7  Soft-clipping

CARICATURE PLOT GOES HERE

Figure 7.1: Example of a smiley plot of soft-clipped ancient DNA data as represented in PyDamage output. Data taken from an unpublished library. Plotted using R and tidyverse packages (Wickham et al. 2019). Note that the smiley plot above is not the ‘typical’ PyDamage output, however it is a simplified version of the ‘C to T transitions’ line in PyDamage plots represented here for illustrative purposes.

This smiley plot can often be seen when using certain short-read mapping settings. In particular researchers using the aligner bowtie2 with one of the local modes will often see 0% damage on the first couple of positions from the end of the read, but then the subsequent frequencies along the remainder of the read will have a ‘typical’ damage pattern curve.

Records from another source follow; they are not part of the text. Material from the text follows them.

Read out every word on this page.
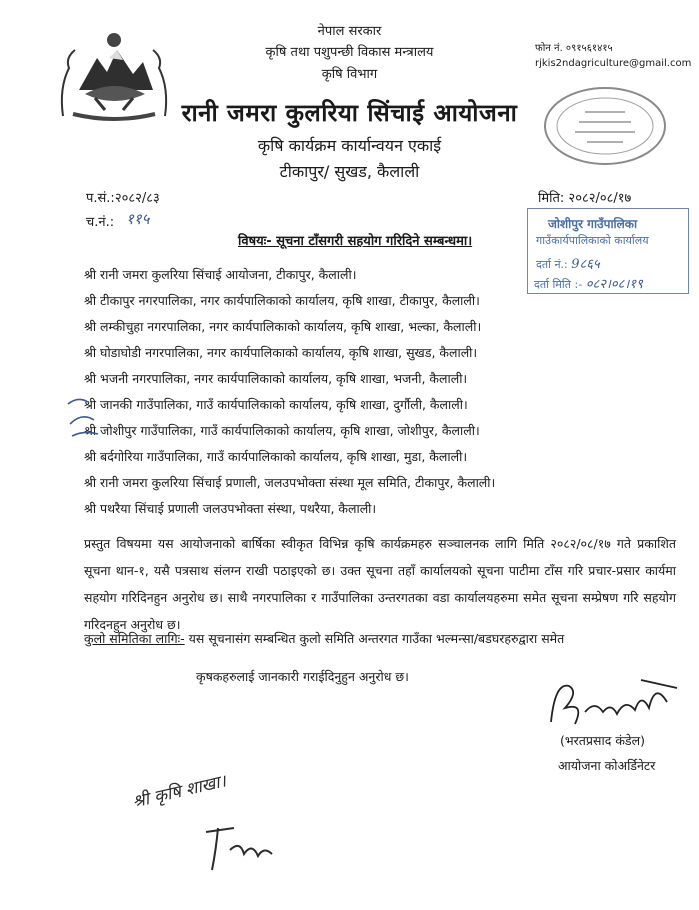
नेपाल सरकार
कृषि तथा पशुपन्छी विकास मन्त्रालय
कृषि विभाग
रानी जमरा कुलरिया सिंचाई आयोजना
कृषि कार्यक्रम कार्यान्वयन एकाई
टीकापुर/ सुखड, कैलाली
फोन नं. ०९१५६१४१५
rjkis2ndagriculture@gmail.com
प.सं.:२०८२/८३
च.नं.: ११५
मिति: २०८२/०८/१७
जोशीपुर गाउँपालिका
गाउँकार्यपालिकाको कार्यालय
दर्ता नं.: 9८६५
दर्ता मिति :- ०८२।०८।१९
विषयः- सूचना टाँसगरी सहयोग गरिदिने सम्बन्धमा।
श्री रानी जमरा कुलरिया सिंचाई आयोजना, टीकापुर, कैलाली।
श्री टीकापुर नगरपालिका, नगर कार्यपालिकाको कार्यालय, कृषि शाखा, टीकापुर, कैलाली।
श्री लम्कीचुहा नगरपालिका, नगर कार्यपालिकाको कार्यालय, कृषि शाखा, भल्का, कैलाली।
श्री घोडाघोडी नगरपालिका, नगर कार्यपालिकाको कार्यालय, कृषि शाखा, सुखड, कैलाली।
श्री भजनी नगरपालिका, नगर कार्यपालिकाको कार्यालय, कृषि शाखा, भजनी, कैलाली।
श्री जानकी गाउँपालिका, गाउँ कार्यपालिकाको कार्यालय, कृषि शाखा, दुर्गौली, कैलाली।
श्री जोशीपुर गाउँपालिका, गाउँ कार्यपालिकाको कार्यालय, कृषि शाखा, जोशीपुर, कैलाली।
श्री बर्दगोरिया गाउँपालिका, गाउँ कार्यपालिकाको कार्यालय, कृषि शाखा, मुडा, कैलाली।
श्री रानी जमरा कुलरिया सिंचाई प्रणाली, जलउपभोक्ता संस्था मूल समिति, टीकापुर, कैलाली।
श्री पथरैया सिंचाई प्रणाली जलउपभोक्ता संस्था, पथरैया, कैलाली।
प्रस्तुत विषयमा यस आयोजनाको बार्षिका स्वीकृत विभिन्न कृषि कार्यक्रमहरु सञ्चालनक लागि मिति २०८२/०८/१७ गते प्रकाशित सूचना थान-१, यसै पत्रसाथ संलग्न राखी पठाइएको छ। उक्त सूचना तहाँ कार्यालयको सूचना पाटीमा टाँस गरि प्रचार-प्रसार कार्यमा सहयोग गरिदिनहुन अनुरोध छ। साथै नगरपालिका र गाउँपालिका उन्तरगतका वडा कार्यालयहरुमा समेत सूचना सम्प्रेषण गरि सहयोग गरिदनहुन अनुरोध छ।
कुलो समितिका लागिः- यस सूचनासंग सम्बन्धित कुलो समिति अन्तरगत गाउँका भल्मन्सा/बडघरहरुद्वारा समेत
कृषकहरुलाई जानकारी गराईदिनुहुन अनुरोध छ।
(भरतप्रसाद कंडेल)
आयोजना कोअर्डिनेटर
श्री कृषि शाखा।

When in local mode, the aligner will allow ‘soft-clipping’. Soft-clipping was introduced to aligners when the length of DNA sequencing data increased and alignment issues occurred, e.g. transcriptome data could not be aligned due to the splicing of RNA. Therefore, the aligner gained the ability to keep alignments when only the inner-portion of the read maps optimally to the reference genome. In soft-clipping, the aligner will ‘ignore’ the ends of the reads and not use this information for evaluating the final alignment, however, it will retain those nucleotides in the alignment file. This is opposed to hard-clipping, during which these bases are entirely removed and are therefore ‘lost’ to downstream processes. This is commonly performed in modern DNA studies but can lead to issues in ancient DNA studies.

For example, the aligner may clip off read ends that have damage because it is alignment-wise better than having three consecutive bases that have damage.

In such cases, a researcher can try to use the global alignment mode in such such aligners (e.g. with --sensitive rather than --sensitive-local in bowtie2). Otherwise, if the pattern is sufficiently strong (and the alignments are trusted), a researcher can still use the plot and data as long as the pattern of the missing first few bases is described.